Kolossi Castle - History and Facts | History Hit

Kolossi Castle

Kolossi, Cyprus, Cyprus

Kolossi Castle was a fortification of the Knights Hospitallers built in the thirteenth century and rebuilt in the fifteenth century.

Peta Stamper

20 Apr 2021
Image Credit: freeartist / Alamy Stock Photo

About Kolossi Castle

Kolossi Castle was originally a 13th century Frankish fortification near Limassol in Cyprus. Constructed by the Knights Hospitallers in 1210, Kolossi Castle almost exclusively remained in their possession until it was destroyed by Mameluke raids in 1525-6. The current Kolossi Castle was built in 1454 under the orders of Louis de Magnac.

Kolossi Castle history

During the Middle Ages, the location of Kolossi held great strategic importance, with the facilities for producing sugar from the local sugarcane – one of Cyprus’ main exports at the time. The first castle built on the site was constructed around 1210 by the Frankish military when King Hugh I of Cyprus and Jerusalem, who gave the land to the Knights Hospitallers.

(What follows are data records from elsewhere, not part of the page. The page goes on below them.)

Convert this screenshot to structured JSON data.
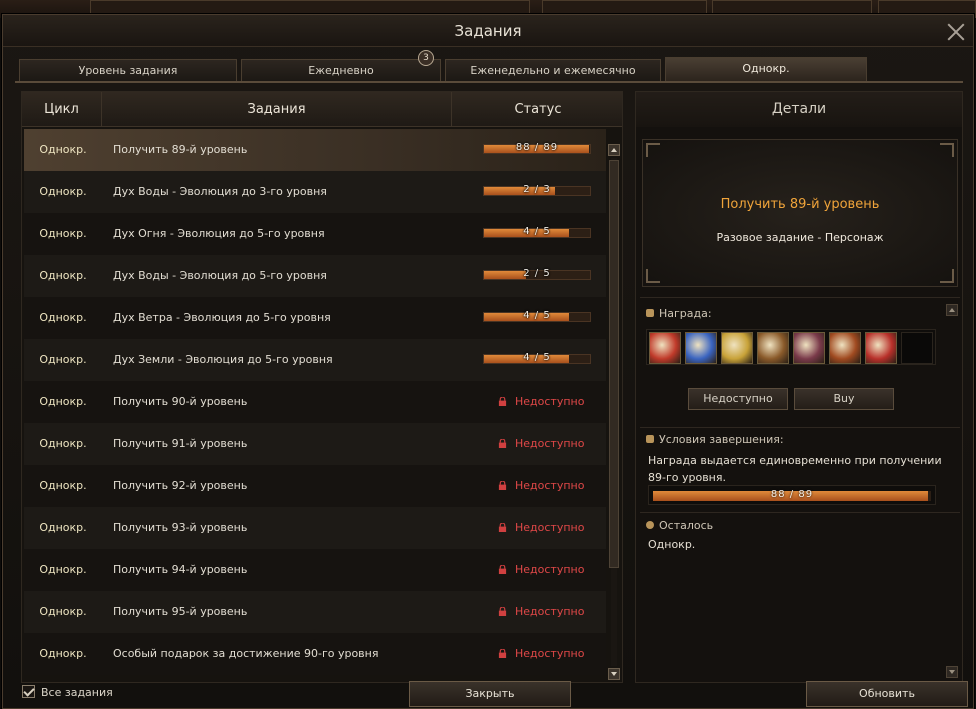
{
  "window": {
    "title": "Задания"
  },
  "tabs": [
    {
      "label": "Уровень задания"
    },
    {
      "label": "Ежедневно",
      "badge": "3"
    },
    {
      "label": "Еженедельно и ежемесячно"
    },
    {
      "label": "Однокр."
    }
  ],
  "list": {
    "headers": {
      "cycle": "Цикл",
      "task": "Задания",
      "status": "Статус"
    },
    "rows": [
      {
        "cycle": "Однокр.",
        "task": "Получить 89-й уровень",
        "progress_text": "88 / 89",
        "progress": 0.99,
        "locked": false
      },
      {
        "cycle": "Однокр.",
        "task": "Дух Воды - Эволюция до 3-го уровня",
        "progress_text": "2 / 3",
        "progress": 0.67,
        "locked": false
      },
      {
        "cycle": "Однокр.",
        "task": "Дух Огня - Эволюция до 5-го уровня",
        "progress_text": "4 / 5",
        "progress": 0.8,
        "locked": false
      },
      {
        "cycle": "Однокр.",
        "task": "Дух Воды - Эволюция до 5-го уровня",
        "progress_text": "2 / 5",
        "progress": 0.4,
        "locked": false
      },
      {
        "cycle": "Однокр.",
        "task": "Дух Ветра - Эволюция до 5-го уровня",
        "progress_text": "4 / 5",
        "progress": 0.8,
        "locked": false
      },
      {
        "cycle": "Однокр.",
        "task": "Дух Земли - Эволюция до 5-го уровня",
        "progress_text": "4 / 5",
        "progress": 0.8,
        "locked": false
      },
      {
        "cycle": "Однокр.",
        "task": "Получить 90-й уровень",
        "status_text": "Недоступно",
        "locked": true
      },
      {
        "cycle": "Однокр.",
        "task": "Получить 91-й уровень",
        "status_text": "Недоступно",
        "locked": true
      },
      {
        "cycle": "Однокр.",
        "task": "Получить 92-й уровень",
        "status_text": "Недоступно",
        "locked": true
      },
      {
        "cycle": "Однокр.",
        "task": "Получить 93-й уровень",
        "status_text": "Недоступно",
        "locked": true
      },
      {
        "cycle": "Однокр.",
        "task": "Получить 94-й уровень",
        "status_text": "Недоступно",
        "locked": true
      },
      {
        "cycle": "Однокр.",
        "task": "Получить 95-й уровень",
        "status_text": "Недоступно",
        "locked": true
      },
      {
        "cycle": "Однокр.",
        "task": "Особый подарок за достижение 90-го уровня",
        "status_text": "Недоступно",
        "locked": true
      }
    ]
  },
  "details": {
    "heading": "Детали",
    "quest_title": "Получить 89-й уровень",
    "quest_type": "Разовое задание  -  Персонаж",
    "reward_label": "Награда:",
    "rewards": [
      {
        "icon": "scroll-red-icon",
        "color": "#c03a2a"
      },
      {
        "icon": "scroll-blue-icon",
        "color": "#3a64c0"
      },
      {
        "icon": "exp-scroll-icon",
        "color": "#c8a238"
      },
      {
        "icon": "scroll-brown-icon",
        "color": "#8a5a2a"
      },
      {
        "icon": "book-icon",
        "color": "#7a3a4a"
      },
      {
        "icon": "tome-icon",
        "color": "#a04a20"
      },
      {
        "icon": "potion-icon",
        "color": "#b8302a"
      }
    ],
    "unavailable_button": "Недоступно",
    "buy_button": "Buy",
    "conditions_label": "Условия завершения:",
    "conditions_text": "Награда выдается единовременно при получении 89-го уровня.",
    "conditions_progress_text": "88 / 89",
    "conditions_progress": 0.99,
    "remaining_label": "Осталось",
    "remaining_value": "Однокр."
  },
  "footer": {
    "all_tasks_label": "Все задания",
    "all_tasks_checked": true,
    "close_button": "Закрыть",
    "refresh_button": "Обновить"
  }
}
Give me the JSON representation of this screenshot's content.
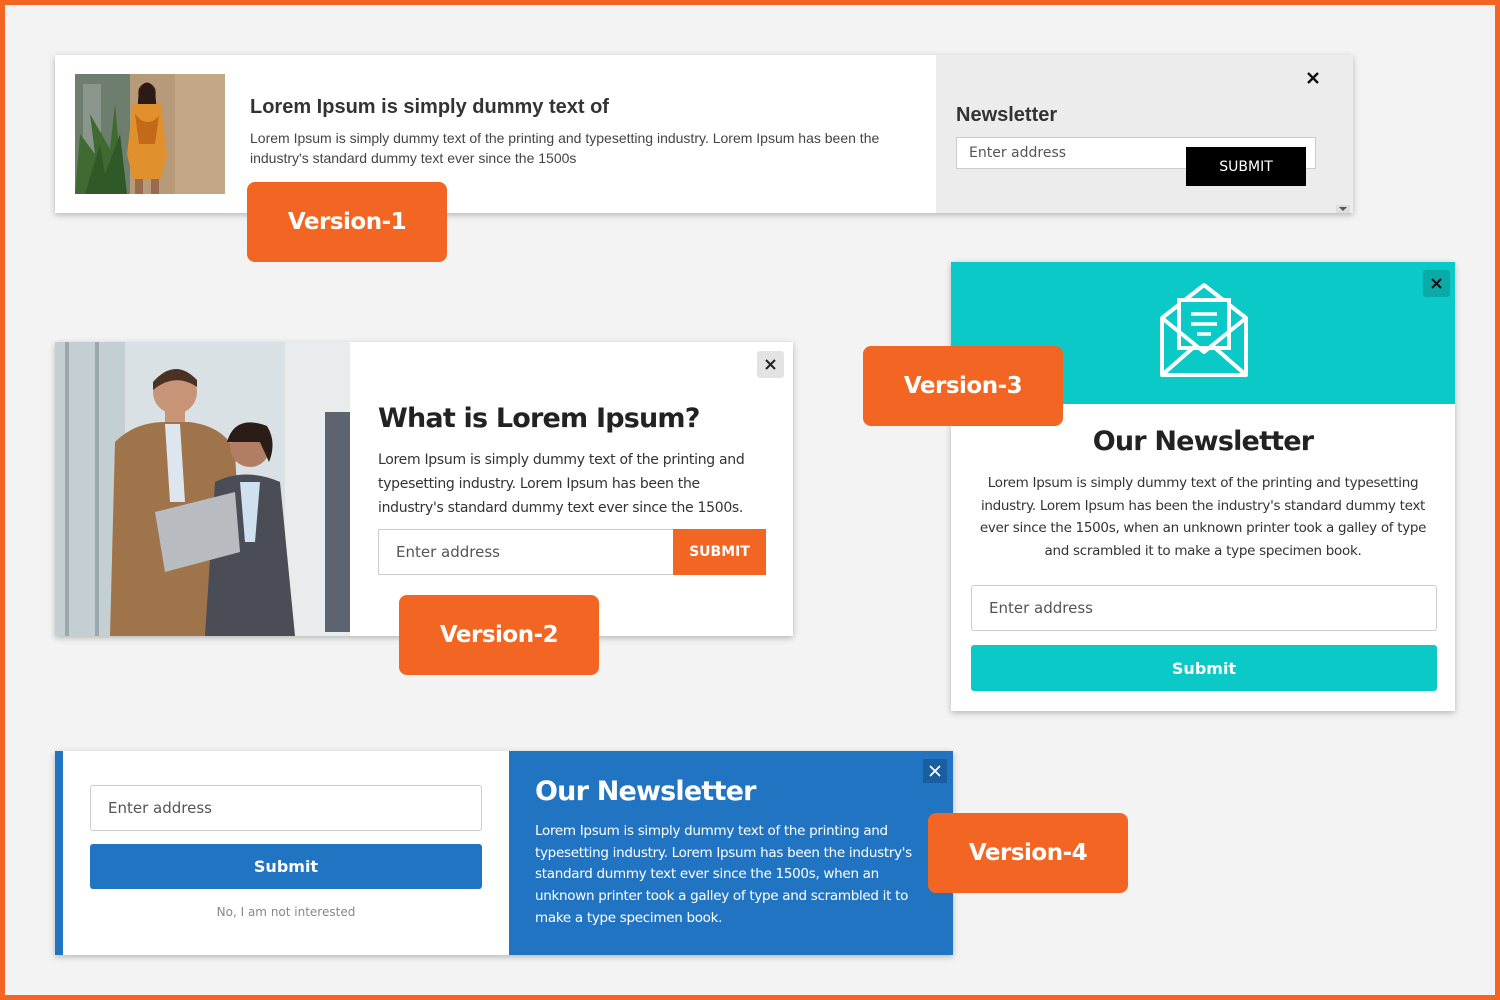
{
  "v1": {
    "title": "Lorem Ipsum is simply dummy text of",
    "body": "Lorem Ipsum is simply dummy text of the printing and typesetting industry. Lorem Ipsum has been the industry's standard dummy text ever since the 1500s",
    "newsletter_heading": "Newsletter",
    "input_placeholder": "Enter address",
    "submit_label": "SUBMIT",
    "badge": "Version-1"
  },
  "v2": {
    "title": "What is Lorem Ipsum?",
    "body": "Lorem Ipsum is simply dummy text of the printing and typesetting industry. Lorem Ipsum has been the industry's standard dummy text ever since the 1500s.",
    "input_placeholder": "Enter address",
    "submit_label": "SUBMIT",
    "badge": "Version-2"
  },
  "v3": {
    "title": "Our Newsletter",
    "body": "Lorem Ipsum is simply dummy text of the printing and typesetting industry. Lorem Ipsum has been the industry's standard dummy text ever since the 1500s, when an unknown printer took a galley of type and scrambled it to make a type specimen book.",
    "input_placeholder": "Enter address",
    "submit_label": "Submit",
    "badge": "Version-3"
  },
  "v4": {
    "title": "Our Newsletter",
    "body": "Lorem Ipsum is simply dummy text of the printing and typesetting industry. Lorem Ipsum has been the industry's standard dummy text ever since the 1500s, when an unknown printer took a galley of type and scrambled it to make a type specimen book.",
    "input_placeholder": "Enter address",
    "submit_label": "Submit",
    "decline_link": "No, I am not interested",
    "badge": "Version-4"
  },
  "colors": {
    "accent_orange": "#f26522",
    "teal": "#0bc9c7",
    "blue": "#2174c2",
    "black_button": "#000000",
    "grey_panel": "#ececec"
  },
  "icons": {
    "close": "close-icon",
    "envelope": "open-envelope-icon",
    "woman_photo": "woman-photo",
    "business_photo": "business-people-photo"
  }
}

The Knights were a Catholic military order tasked with protecting the Crusader Kingdom, and under the orders of the Commander of Kolossi, Louis de Magnac, they built an impenetrable 3-storey keep with a square bailey with walls 30-40 metres across. Kolossi Castle features small windows for defence as well as iconic crenellations for archers.

Due to rivalry within the Crusader Kingdom in Cyprus, Kolossi was taken by the Knights Templar in 1306. However, the Templar was disbanded in 1313 and so the fortress returned to the Hospitallers. Since the time of the Crusades, the castle has featured in many works of historical fiction, including ‘La milicia de Dios’ by Spanish author Eduardo García-Ontiveros Cerdeño and ‘Lionheart’ by Stewart Binns.

Kolossi Castle today

Today, you can explore the extraordinarily well-preserved Crusader keep at only €2,50 entry. You can climb from the basement all the way to the roof to survey the surrounding area, the same view that would have been enjoyed by Kolossi’s inhabitants over a millennia ago. Also spot the coat of arms on the castle walls belonging to Louis de Magnac.

Visitors should also sample some of the local area’s sweet wine known as Commandaria. The dessert wine is famous after the wedding of Richard the Lionheart married Berengaria of Navarre at nearby Limassol, when the king declared the wine to be “wine of kings and king of wines”.

Getting to Kolossi Castle

Driving is the easiest way to reach Kolossi, located just off the B6 linking with the islands main A1 road. The castle is signposted from the motorway so is easily found, and there is space for parking on-site. For those using public transport, there is a bus stop at 1st Apriliou on the B6, a 27 minute walk from the castle.